The curricula in chiropractic education can always be improved and should be dynamic. The intention of this study is to provide insights for potential improvements to the chiropractic education. Medical education research suggests that the basic sciences may be one area where change could be made. A thoughtful restructuring of the curriculum, reducing the number of class hours in basic sciences, dedicating those hours to more outcome-based or clinically applicable courseware, and making the remaining hours in the basic sciences more clinically relevant could better prepare future chiropractors and thus benefit the profession.

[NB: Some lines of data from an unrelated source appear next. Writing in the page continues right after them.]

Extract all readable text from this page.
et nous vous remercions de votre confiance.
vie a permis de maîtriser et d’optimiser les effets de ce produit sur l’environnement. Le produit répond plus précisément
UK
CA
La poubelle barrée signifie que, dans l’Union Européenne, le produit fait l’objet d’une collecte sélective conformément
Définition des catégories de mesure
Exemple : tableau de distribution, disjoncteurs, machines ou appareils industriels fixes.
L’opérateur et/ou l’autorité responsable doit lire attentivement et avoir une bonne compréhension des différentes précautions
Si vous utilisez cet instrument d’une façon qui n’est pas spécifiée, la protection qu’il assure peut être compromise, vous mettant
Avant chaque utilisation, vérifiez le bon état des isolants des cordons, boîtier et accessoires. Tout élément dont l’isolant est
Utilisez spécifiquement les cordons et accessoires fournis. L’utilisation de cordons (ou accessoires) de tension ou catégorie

OBJECTIVE: The goal of this study was to find out what information chiropractors in the field recalled from their education in some of the basic science courses and to determine the opinions of practicing chiropractors regarding clinical relevancy of the information.

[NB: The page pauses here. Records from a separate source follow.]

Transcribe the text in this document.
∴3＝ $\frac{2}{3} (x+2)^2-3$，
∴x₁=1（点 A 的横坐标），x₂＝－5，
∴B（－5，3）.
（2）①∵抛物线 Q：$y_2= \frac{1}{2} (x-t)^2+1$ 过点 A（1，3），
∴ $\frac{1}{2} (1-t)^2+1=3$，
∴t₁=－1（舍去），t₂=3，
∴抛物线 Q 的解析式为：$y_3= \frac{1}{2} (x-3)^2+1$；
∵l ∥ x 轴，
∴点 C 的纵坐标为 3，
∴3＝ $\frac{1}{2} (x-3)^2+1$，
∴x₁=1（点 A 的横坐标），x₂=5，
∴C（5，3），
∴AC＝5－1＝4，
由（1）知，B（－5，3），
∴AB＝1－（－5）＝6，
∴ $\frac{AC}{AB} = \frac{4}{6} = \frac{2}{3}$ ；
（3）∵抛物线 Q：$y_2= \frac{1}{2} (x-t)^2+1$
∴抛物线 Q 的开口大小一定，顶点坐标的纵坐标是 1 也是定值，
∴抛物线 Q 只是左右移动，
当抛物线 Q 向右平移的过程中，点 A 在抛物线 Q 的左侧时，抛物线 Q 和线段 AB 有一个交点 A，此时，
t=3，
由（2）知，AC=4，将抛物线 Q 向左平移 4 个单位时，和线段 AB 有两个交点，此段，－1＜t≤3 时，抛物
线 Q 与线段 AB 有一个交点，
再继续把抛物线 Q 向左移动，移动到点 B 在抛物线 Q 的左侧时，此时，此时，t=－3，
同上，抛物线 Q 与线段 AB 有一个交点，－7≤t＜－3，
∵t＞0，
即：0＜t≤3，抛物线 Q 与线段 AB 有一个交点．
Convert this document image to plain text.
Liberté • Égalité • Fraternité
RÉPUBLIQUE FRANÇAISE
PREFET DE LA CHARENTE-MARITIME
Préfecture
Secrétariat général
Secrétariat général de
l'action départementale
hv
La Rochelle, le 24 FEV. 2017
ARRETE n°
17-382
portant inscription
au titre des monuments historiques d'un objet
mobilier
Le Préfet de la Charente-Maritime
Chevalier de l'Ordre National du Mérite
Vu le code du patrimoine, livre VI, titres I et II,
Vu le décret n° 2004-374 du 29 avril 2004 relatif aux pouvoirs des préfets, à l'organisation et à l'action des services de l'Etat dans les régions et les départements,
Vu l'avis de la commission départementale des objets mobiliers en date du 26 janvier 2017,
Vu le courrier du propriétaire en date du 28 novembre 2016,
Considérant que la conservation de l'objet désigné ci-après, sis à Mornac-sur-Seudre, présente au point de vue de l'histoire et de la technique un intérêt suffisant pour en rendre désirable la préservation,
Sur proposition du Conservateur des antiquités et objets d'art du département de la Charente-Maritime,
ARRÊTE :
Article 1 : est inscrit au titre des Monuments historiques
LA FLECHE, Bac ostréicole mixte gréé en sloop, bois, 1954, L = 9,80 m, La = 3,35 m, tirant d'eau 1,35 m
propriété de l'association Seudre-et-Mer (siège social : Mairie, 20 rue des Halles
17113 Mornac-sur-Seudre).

METHODS: A quiz was administered consisting of 30 questions (10 randomly selected questions from each of 3 subjects) to practicing chiropractors at continuing education seminars at the Canadian Memorial Chiropractic College (CMCC) campus. Participants remained anonymous and were asked not to indicate any personal information, and consent was thus implied with completion of the quiz. A survey instrument was developed to collect opinions on the clinical relevance of the information comprising the answers to the quiz questions. The survey used a 5-point Likert scale (1 D totally clinically irrelevant, 2 D clinically irrelevant, 3 D undecided, 4 D clinically relevant, and 5 D totally clinically relevant). For example, if one of the quiz questions was, “Which is the main flexor of the elbow joint?” the survey would ask the respondent to rate the clinical relevance of the statement, “The biceps brachii is the major flexor of the elbow joint.” Survey respondents were also asked not to indicate any personal information, and implied consent by completing the survey. The target for each group was 100 complete documents. Chiropractors were asked to take the quiz relying only on their own knowledge. No outside sources were permitted to complete the quiz, and it was administered and collected at continuing education seminars conducted through CMCC. Once the quiz portion of the study was complete, the same procedure was taken at continuing education seminars with the survey portion of the study. No chiropractor was permitted to complete both the quiz and the survey.

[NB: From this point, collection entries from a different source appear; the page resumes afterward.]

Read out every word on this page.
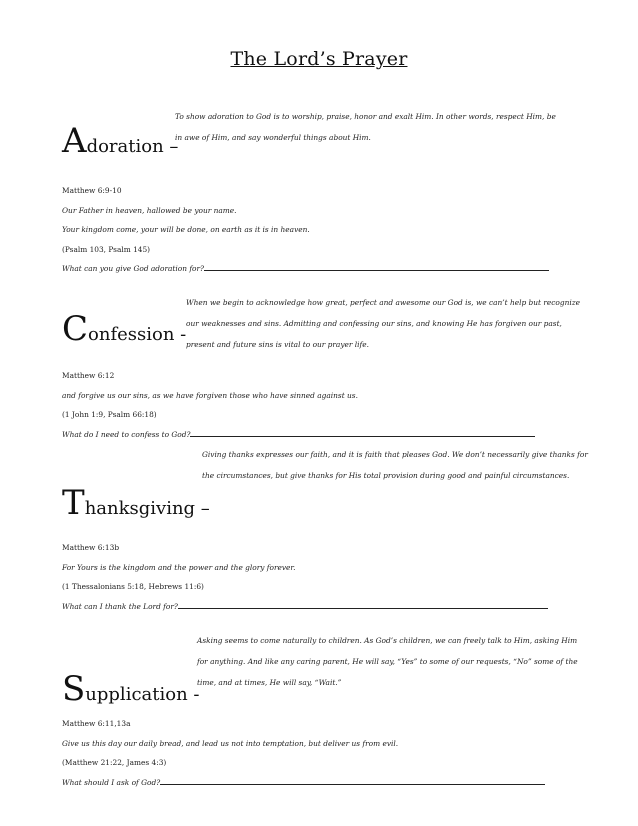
The Lord’s Prayer
Adoration –
To show adoration to God is to worship, praise, honor and exalt Him. In other words, respect Him, be in awe of Him, and say wonderful things about Him.
Matthew 6:9-10
Our Father in heaven, hallowed be your name.
Your kingdom come, your will be done, on earth as it is in heaven.
(Psalm 103, Psalm 145)
What can you give God adoration for?
Confession -
When we begin to acknowledge how great, perfect and awesome our God is, we can’t help but recognize our weaknesses and sins. Admitting and confessing our sins, and knowing He has forgiven our past, present and future sins is vital to our prayer life.
Matthew 6:12
and forgive us our sins, as we have forgiven those who have sinned against us.
(1 John 1:9, Psalm 66:18)
What do I need to confess to God?
Thanksgiving –
Giving thanks expresses our faith, and it is faith that pleases God. We don’t necessarily give thanks for the circumstances, but give thanks for His total provision during good and painful circumstances.
Matthew 6:13b
For Yours is the kingdom and the power and the glory forever.
(1 Thessalonians 5:18, Hebrews 11:6)
What can I thank the Lord for?
Supplication -
Asking seems to come naturally to children. As God’s children, we can freely talk to Him, asking Him for anything. And like any caring parent, He will say, “Yes” to some of our requests, “No” some of the time, and at times, He will say, “Wait.”
Matthew 6:11,13a
Give us this day our daily bread, and lead us not into temptation, but deliver us from evil.
(Matthew 21:22, James 4:3)
What should I ask of God?
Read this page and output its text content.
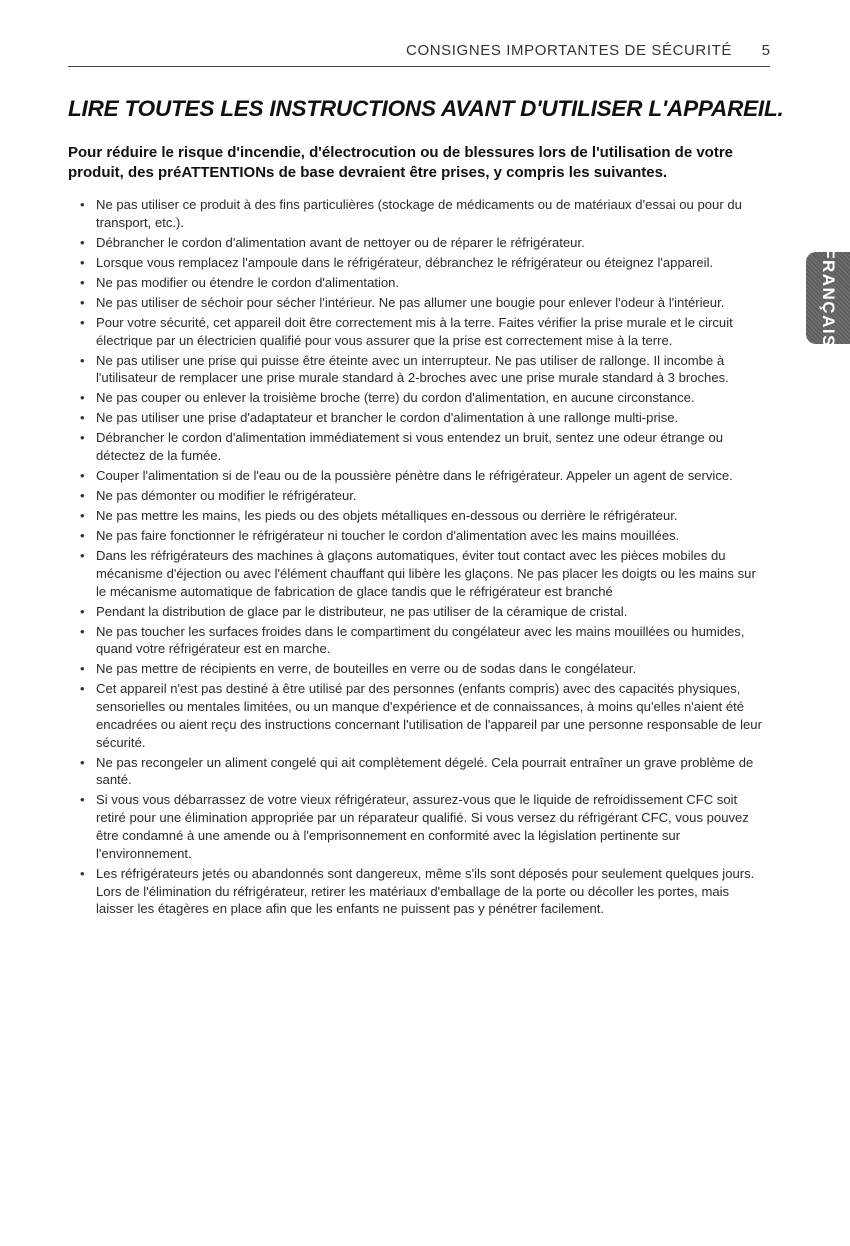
CONSIGNES IMPORTANTES DE SÉCURITÉ 5
LIRE TOUTES LES INSTRUCTIONS AVANT D'UTILISER L'APPAREIL.

Pour réduire le risque d'incendie, d'électrocution ou de blessures lors de l'utilisation de votre produit, des préATTENTIONs de base devraient être prises, y compris les suivantes.

• Ne pas utiliser ce produit à des fins particulières (stockage de médicaments ou de matériaux d'essai ou pour du transport, etc.).
• Débrancher le cordon d'alimentation avant de nettoyer ou de réparer le réfrigérateur.
• Lorsque vous remplacez l'ampoule dans le réfrigérateur, débranchez le réfrigérateur ou éteignez l'appareil.
• Ne pas modifier ou étendre le cordon d'alimentation.
• Ne pas utiliser de séchoir pour sécher l'intérieur. Ne pas allumer une bougie pour enlever l'odeur à l'intérieur.
• Pour votre sécurité, cet appareil doit être correctement mis à la terre. Faites vérifier la prise murale et le circuit électrique par un électricien qualifié pour vous assurer que la prise est correctement mise à la terre.
• Ne pas utiliser une prise qui puisse être éteinte avec un interrupteur. Ne pas utiliser de rallonge. Il incombe à l'utilisateur de remplacer une prise murale standard à 2-broches avec une prise murale standard à 3 broches.
• Ne pas couper ou enlever la troisième broche (terre) du cordon d'alimentation, en aucune circonstance.
• Ne pas utiliser une prise d'adaptateur et brancher le cordon d'alimentation à une rallonge multi-prise.
• Débrancher le cordon d'alimentation immédiatement si vous entendez un bruit, sentez une odeur étrange ou détectez de la fumée.
• Couper l'alimentation si de l'eau ou de la poussière pénètre dans le réfrigérateur. Appeler un agent de service.
• Ne pas démonter ou modifier le réfrigérateur.
• Ne pas mettre les mains, les pieds ou des objets métalliques en-dessous ou derrière le réfrigérateur.
• Ne pas faire fonctionner le réfrigérateur ni toucher le cordon d'alimentation avec les mains mouillées.
• Dans les réfrigérateurs des machines à glaçons automatiques, éviter tout contact avec les pièces mobiles du mécanisme d'éjection ou avec l'élément chauffant qui libère les glaçons. Ne pas placer les doigts ou les mains sur le mécanisme automatique de fabrication de glace tandis que le réfrigérateur est branché
• Pendant la distribution de glace par le distributeur, ne pas utiliser de la céramique de cristal.
• Ne pas toucher les surfaces froides dans le compartiment du congélateur avec les mains mouillées ou humides, quand votre réfrigérateur est en marche.
• Ne pas mettre de récipients en verre, de bouteilles en verre ou de sodas dans le congélateur.
• Cet appareil n'est pas destiné à être utilisé par des personnes (enfants compris) avec des capacités physiques, sensorielles ou mentales limitées, ou un manque d'expérience et de connaissances, à moins qu'elles n'aient été encadrées ou aient reçu des instructions concernant l'utilisation de l'appareil par une personne responsable de leur sécurité.
• Ne pas recongeler un aliment congelé qui ait complètement dégelé. Cela pourrait entraîner un grave problème de santé.
• Si vous vous débarrassez de votre vieux réfrigérateur, assurez-vous que le liquide de refroidissement CFC soit retiré pour une élimination appropriée par un réparateur qualifié. Si vous versez du réfrigérant CFC, vous pouvez être condamné à une amende ou à l'emprisonnement en conformité avec la législation pertinente sur l'environnement.
• Les réfrigérateurs jetés ou abandonnés sont dangereux, même s'ils sont déposés pour seulement quelques jours. Lors de l'élimination du réfrigérateur, retirer les matériaux d'emballage de la porte ou décoller les portes, mais laisser les étagères en place afin que les enfants ne puissent pas y pénétrer facilement.
FRANÇAIS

RESULTS: Sixty-five quizzes and 43 surveys were returned completed. The overall average on the quiz was 36%, while the overall average relevancy rating was 3.1 on a 5-point scale. The average result for the biochemistry questions was 30% with an average relevancy rating of 2.7. The average result for the histology questions was 42% with an average relevancy rating of 3.3. The average result for the microbiology questions was 35% with an average relevancy rating of 3.4.
DISCUSSION: The average quiz score was 36%, with only 6 of the 30 questions scoring above 50%. This suggests that the information tested is not commonly used after the educational setting. The average ranking of clinical relevance for all of the questions was 3.1 of 5, with only 1 of 30 questions receiving a rating above 4, indicating that respondents were undecided as to the clinical significance of the information tested.
CONCLUSION: These results showed that the 65 chiropractors who participated in our study performed poorly on the questionnaire overall. Additionally, they did not rate the questions as particularly relevant to clinical practice. This supports the idea that there is superfluous information in chiropractic education, and that the basic science content could be refocused without compromising educational quality.